No mesmo levantamento, o FBSP apontou queda na abertura de boletins de ocorrência ligados à violência doméstica. Já as chamadas para o número 180 tiveram aumento de 34% em comparação ao mesmo período do ano passado, segundo balanço do governo federal. Para a entidade, os dados do levantamento demonstram que, ao mesmo tempo em que estão mais vulneráveis durante a crise sanitária, as mulheres têm tido mais dificuldade para formalizar queixa contra os agressores
De acordo com o Mapa do Feminicídio de MS lançado pelo governo do Estado por meio da SPPM (Subsecretaria de Políticas Públicas para Mulheres) em parceria com a Delegacia Geral da Polícia Civil, no ano de 2019 em Mato Grosso do Sul, 30 mulheres foram vítimas de feminicídio, 98 sobreviveram para contar suas histórias.
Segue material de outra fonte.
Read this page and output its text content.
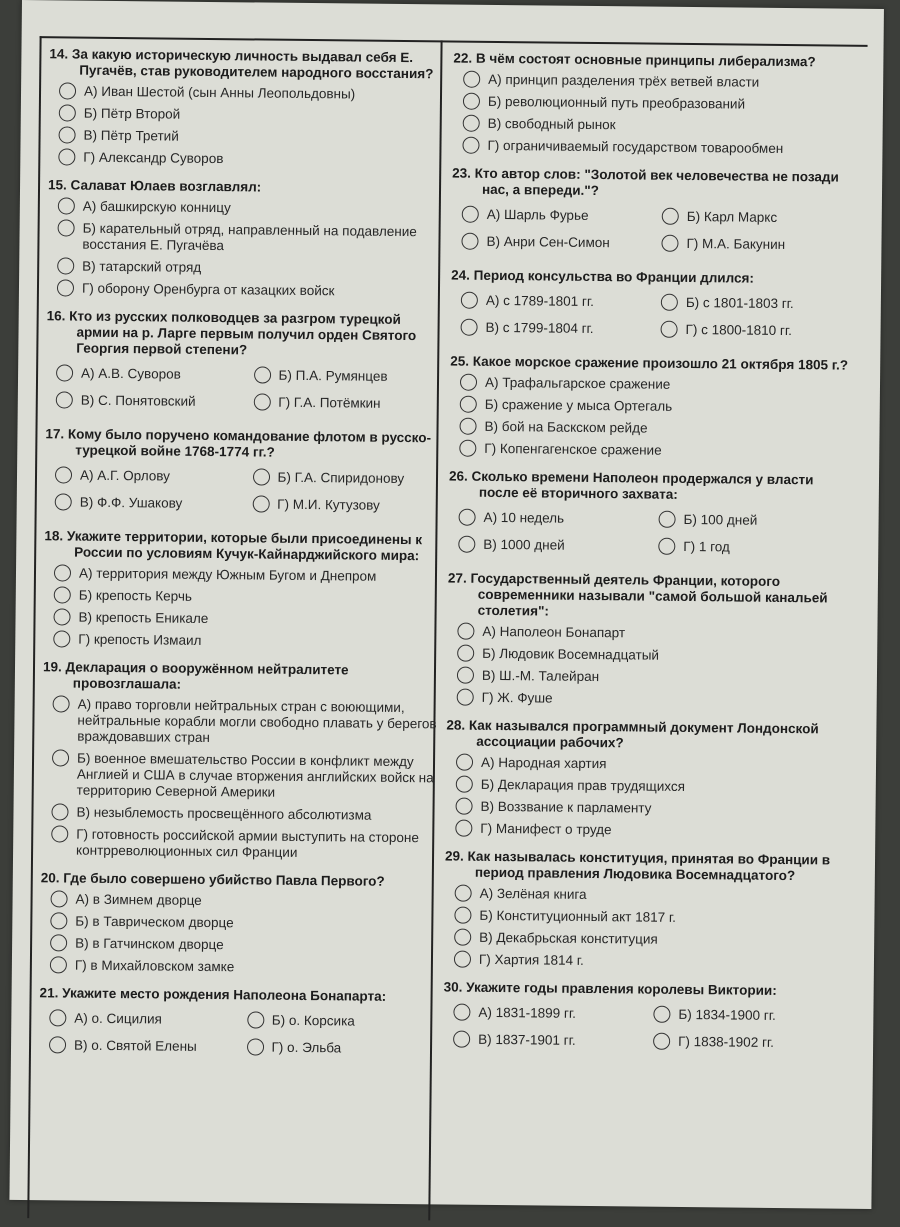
14. За какую историческую личность выдавал себя Е. Пугачёв, став руководителем народного восстания?
А) Иван Шестой (сын Анны Леопольдовны)
Б) Пётр Второй
В) Пётр Третий
Г) Александр Суворов
15. Салават Юлаев возглавлял:
А) башкирскую конницу
Б) карательный отряд, направленный на подавление восстания Е. Пугачёва
В) татарский отряд
Г) оборону Оренбурга от казацких войск
16. Кто из русских полководцев за разгром турецкой армии на р. Ларге первым получил орден Святого Георгия первой степени?
А) А.В. Суворов	Б) П.А. Румянцев
В) С. Понятовский	Г) Г.А. Потёмкин
17. Кому было поручено командование флотом в русско-турецкой войне 1768-1774 гг.?
А) А.Г. Орлову	Б) Г.А. Спиридонову
В) Ф.Ф. Ушакову	Г) М.И. Кутузову
18. Укажите территории, которые были присоединены к России по условиям Кучук-Кайнарджийского мира:
А) территория между Южным Бугом и Днепром
Б) крепость Керчь
В) крепость Еникале
Г) крепость Измаил
19. Декларация о вооружённом нейтралитете провозглашала:
А) право торговли нейтральных стран с воюющими, нейтральные корабли могли свободно плавать у берегов враждовавших стран
Б) военное вмешательство России в конфликт между Англией и США в случае вторжения английских войск на территорию Северной Америки
В) незыблемость просвещённого абсолютизма
Г) готовность российской армии выступить на стороне контрреволюционных сил Франции
20. Где было совершено убийство Павла Первого?
А) в Зимнем дворце
Б) в Таврическом дворце
В) в Гатчинском дворце
Г) в Михайловском замке
21. Укажите место рождения Наполеона Бонапарта:
А) о. Сицилия	Б) о. Корсика
В) о. Святой Елены	Г) о. Эльба
22. В чём состоят основные принципы либерализма?
А) принцип разделения трёх ветвей власти
Б) революционный путь преобразований
В) свободный рынок
Г) ограничиваемый государством товарообмен
23. Кто автор слов: "Золотой век человечества не позади нас, а впереди."?
А) Шарль Фурье	Б) Карл Маркс
В) Анри Сен-Симон	Г) М.А. Бакунин
24. Период консульства во Франции длился:
А) с 1789-1801 гг.	Б) с 1801-1803 гг.
В) с 1799-1804 гг.	Г) с 1800-1810 гг.
25. Какое морское сражение произошло 21 октября 1805 г.?
А) Трафальгарское сражение
Б) сражение у мыса Ортегаль
В) бой на Баскском рейде
Г) Копенгагенское сражение
26. Сколько времени Наполеон продержался у власти после её вторичного захвата:
А) 10 недель	Б) 100 дней
В) 1000 дней	Г) 1 год
27. Государственный деятель Франции, которого современники называли "самой большой канальей столетия":
А) Наполеон Бонапарт
Б) Людовик Восемнадцатый
В) Ш.-М. Талейран
Г) Ж. Фуше
28. Как назывался программный документ Лондонской ассоциации рабочих?
А) Народная хартия
Б) Декларация прав трудящихся
В) Воззвание к парламенту
Г) Манифест о труде
29. Как называлась конституция, принятая во Франции в период правления Людовика Восемнадцатого?
А) Зелёная книга
Б) Конституционный акт 1817 г.
В) Декабрьская конституция
Г) Хартия 1814 г.
30. Укажите годы правления королевы Виктории:
А) 1831-1899 гг.	Б) 1834-1900 гг.
В) 1837-1901 гг.	Г) 1838-1902 гг.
Os dados mostram que a cada mês, 130 mulheres registraram BO (Boletim de Ocorrência) por estupro; a cada semana, 150 mulheres sofreram agressões físicas tipificadas como lesão corporal dolosa; e a cada dia, 51 mulheres denunciaram terem sofrido algum tipo de violência doméstica; a cada hora, 2 mulheres foram vítimas de ameaça.
O Mapa do Feminicídio constatou que 77% das mortes ocorreram no local onde as mulheres deveriam estar mais seguras, em suas residências; em cerca de 37% dos casos os autores utilizaram de arma branca (faca, canivete ou machadinha); 56,66% das mulheres foram mortas por homens com quem conviviam e tinham relacionamento afetivo; em 40% dos casos o motivo foi a não aceitação do término do relacionamento e em 33,33%, o motivo alegado foi ciúmes, o que denota sentimento de posse sobre a vítima.
Como denunciar
A conselheira do CRF/MS (Conselho Regional de Farmácia de Mato Grosso de Sul), Angela Lopes frisou a importância de denunciar o agressor. “Se você está hoje, passando por um momento desse em sua residência, vá até uma farmácia mais próxima com um X vermelho em sua mão, o farmacêutico ou o atendente irá encaminhá-la para uma sala mais tranquila e desta forma ligar para o número 190 da polícia militar”, reiterou. A denúncia de violência doméstica pode ser feita em qualquer delegacia, com o registro de um boletim de ocorrência, ou pela Central de Atendimento à Mulher no telefone 180, ou pelo 190 da Polícia Militar. A denúncia é anônima e gratuita, disponível 24 horas, em todo o país.